Portugal – a vocação de ser pobre
Crónica de Eugénio de Sá
Quem não se lembra da letra daquela canção que falava dos homens do mar e
dizia; “ai Toino, Toino, tão desgraçado és/ai Toino, Toino, nem umas meias tens
prós pés” ?
E foi ao som desta e doutras similares canções que o bom português foi
sendo criado e posto na vida para a levar penando, procurando minorar os seus
sofrimentos e carências com as expectativas do próximo jogo de futebol e as
alegrias (ou os desgostos) do resultado final. Um fadinho nas noites de sábado
lá no bairro, amenizado com umas ginjas ou bagaceiras, também lá ia
ajudando a compensar o espaço deixado pela sardinha do jantar divida por dois
ou por três, ou a postinha de bacalhau - outrora conhecido por "fiel
amigo" - que parecia elástica de tanto ter de esticar para alimentar
toda a família.
Depois de tantos anos de miséria, vieram outros, proclamados de
"democráticos", que numa tal «revolução dos cravos» tudo prometeram,
senão para os eles, os "demacratas", diziam aos crédulos ouvintes
- pendentes das suas tiradas, e ainda perplexos
- seria para os seus filhos, netos e gerações seguintes, gritavam dos
palanques. Era canja; afirmavam então esses patéticos demagogos
(muitos ainda por cá andam, mas hoje bem mais abastados), que logo apareceram
como salvadores desta nossa estigmatizada pátria. – Miseráveis, que a pátria
há-de julgar um dia! - Mal grado quando já tiverem morrido todos.

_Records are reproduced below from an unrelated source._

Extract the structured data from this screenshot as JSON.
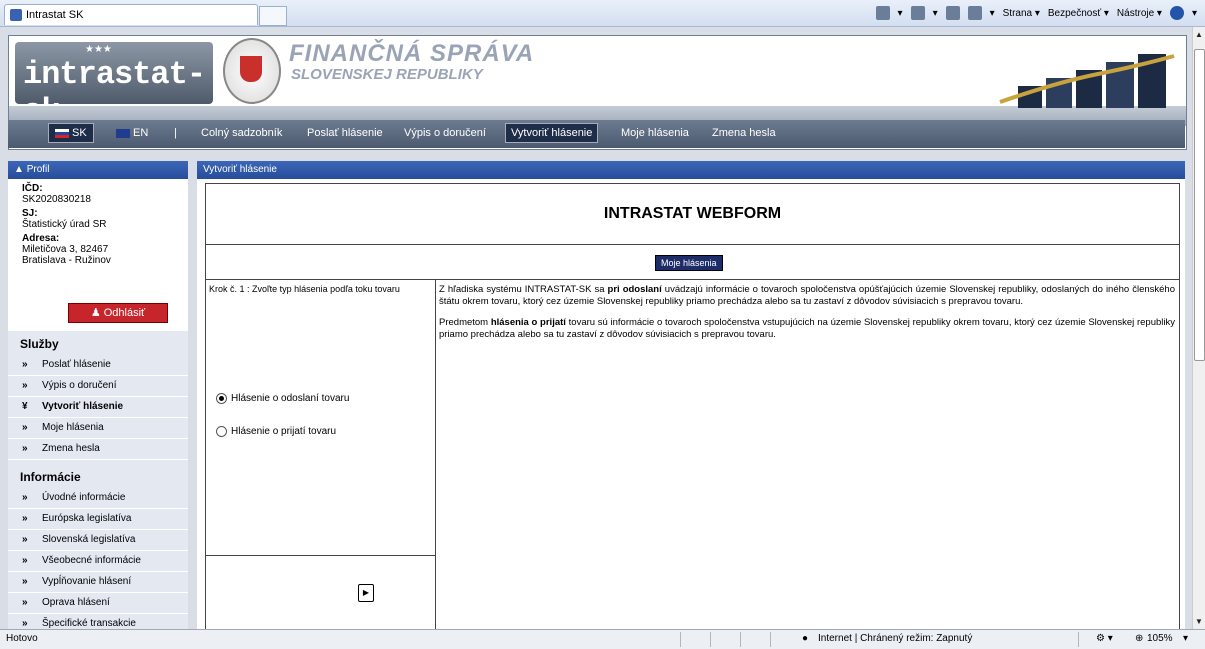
{
  "browser": {
    "tab_title": "Intrastat SK",
    "cmd": {
      "page": "Strana ▾",
      "security": "Bezpečnosť ▾",
      "tools": "Nástroje ▾",
      "help": "▾"
    }
  },
  "header": {
    "logo_text": "intrastat-sk",
    "org_line1": "FINANČNÁ SPRÁVA",
    "org_line2": "SLOVENSKEJ REPUBLIKY"
  },
  "nav": {
    "lang_sk": "SK",
    "lang_en": "EN",
    "separator": "|",
    "items": [
      "Colný sadzobník",
      "Poslať hlásenie",
      "Výpis o doručení",
      "Vytvoriť hlásenie",
      "Moje hlásenia",
      "Zmena hesla"
    ]
  },
  "profile": {
    "header": "Profil",
    "icd_label": "IČD:",
    "icd_value": "SK2020830218",
    "sj_label": "SJ:",
    "sj_value": "Štatistický úrad SR",
    "address_label": "Adresa:",
    "address_line1": "Miletičova 3, 82467",
    "address_line2": "Bratislava - Ružinov",
    "logout": "Odhlásiť"
  },
  "sidebar": {
    "services_title": "Služby",
    "services": [
      "Poslať hlásenie",
      "Výpis o doručení",
      "Vytvoriť hlásenie",
      "Moje hlásenia",
      "Zmena hesla"
    ],
    "info_title": "Informácie",
    "info": [
      "Úvodné informácie",
      "Európska legislatíva",
      "Slovenská legislatíva",
      "Všeobecné informácie",
      "Vypĺňovanie hlásení",
      "Oprava hlásení",
      "Špecifické transakcie"
    ]
  },
  "main": {
    "header": "Vytvoriť hlásenie",
    "title": "INTRASTAT WEBFORM",
    "moje_button": "Moje hlásenia",
    "step": "Krok č. 1 : Zvoľte typ hlásenia podľa toku tovaru",
    "radio_dispatch": "Hlásenie o odoslaní tovaru",
    "radio_arrival": "Hlásenie o prijatí tovaru",
    "p1_a": "Z hľadiska systému INTRASTAT-SK sa ",
    "p1_b": "pri odoslaní",
    "p1_c": " uvádzajú informácie o tovaroch spoločenstva opúšťajúcich územie Slovenskej republiky, odoslaných do iného členského štátu okrem tovaru, ktorý cez územie Slovenskej republiky priamo prechádza alebo sa tu zastaví z dôvodov súvisiacich s prepravou tovaru.",
    "p2_a": "Predmetom ",
    "p2_b": "hlásenia o prijatí",
    "p2_c": " tovaru sú informácie o tovaroch spoločenstva vstupujúcich na územie Slovenskej republiky okrem tovaru, ktorý cez územie Slovenskej republiky priamo prechádza alebo sa tu zastaví z dôvodov súvisiacich s prepravou tovaru."
  },
  "statusbar": {
    "left": "Hotovo",
    "zone": "Internet | Chránený režim: Zapnutý",
    "zoom": "105%"
  }
}
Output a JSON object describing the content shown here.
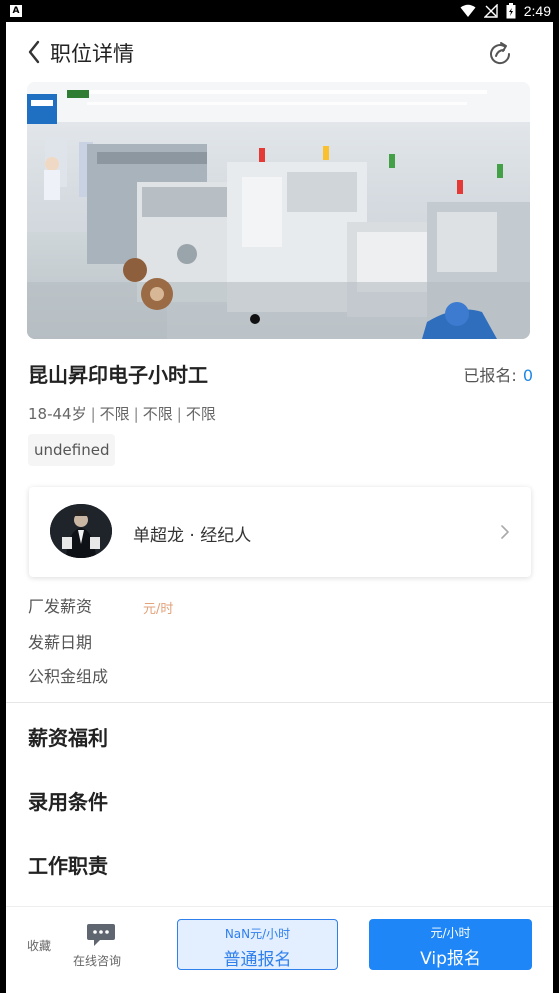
{
  "status_bar": {
    "app_badge": "A",
    "time": "2:49"
  },
  "header": {
    "title": "职位详情"
  },
  "job": {
    "title": "昆山昇印电子小时工",
    "signup_label": "已报名:",
    "signup_count": "0",
    "requirements": [
      "18-44岁",
      "不限",
      "不限",
      "不限"
    ],
    "requirement_separator": "|",
    "chip": "undefined"
  },
  "agent": {
    "name": "单超龙 · 经纪人"
  },
  "details": {
    "salary_label": "厂发薪资",
    "salary_unit": "元/时",
    "payday_label": "发薪日期",
    "fund_label": "公积金组成"
  },
  "sections": {
    "benefits": "薪资福利",
    "conditions": "录用条件",
    "duties": "工作职责"
  },
  "bottom_bar": {
    "collect_label": "收藏",
    "consult_label": "在线咨询",
    "normal_price": "NaN元/小时",
    "normal_label": "普通报名",
    "vip_price": "元/小时",
    "vip_label": "Vip报名"
  },
  "colors": {
    "accent": "#1e86f6",
    "count": "#1e88e5",
    "salary_unit": "#e2a27a"
  }
}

Bem, e lá se foi vivendo e criando "hábitos europeus", embora
sempre uns furos abaixo dessa bitola, a dos tais mais felizardos dessa
europa a várias velocidades, acostumados na abastança, sempre alimentada
pela velha exploração de outros povos, a quem compram, ao preço da chuva,
mão-de-obra e matérias primas.
Foram mais de duas décadas de ilusão induzida, em que os portugueses
gastaram mais do que se produziram, dizem-nos agora, como desculpa para os
desvios criminosos e as barbaridades da gestão da "cousa
pública" de que só mesmo eles, os tais autoproclamados
"democratas" praticaram, em salutar alternância partidária, sempre
contando com o votozito dos incautos que assim os foram perpetuando no poder,
de boca aberta de espanto para tanta e tão falaciosa verborreia.
E agora no fundo, rendidos aos Fundos; o FMI e ao Fundo Monetário
Europeu, que passaram a mandar na nossa casa, lá vamos contando os “buracos”
que foram abrindo (por nós dizem-nos), e assindo, atónitos, à
revelação da respectiva profundidade. Alguns, ainda o
anunciam alegremente, como o faz um tal Sr. Jardim. Outros, as suas
vitimas, em número sempre crescente, vão ficando desempregados e entregando ao
banco carros e as casas, e abrigando-se, envergonhados, sob o
tecto da velha mãe e/ou avó, que os volta a recolher e a sustentar com a
parca reforma, também ela ameaçada pelas reduções impostas pelo governo, e
entretanto desbaratada pelo custo de vida que cavalga já todas as lógicas.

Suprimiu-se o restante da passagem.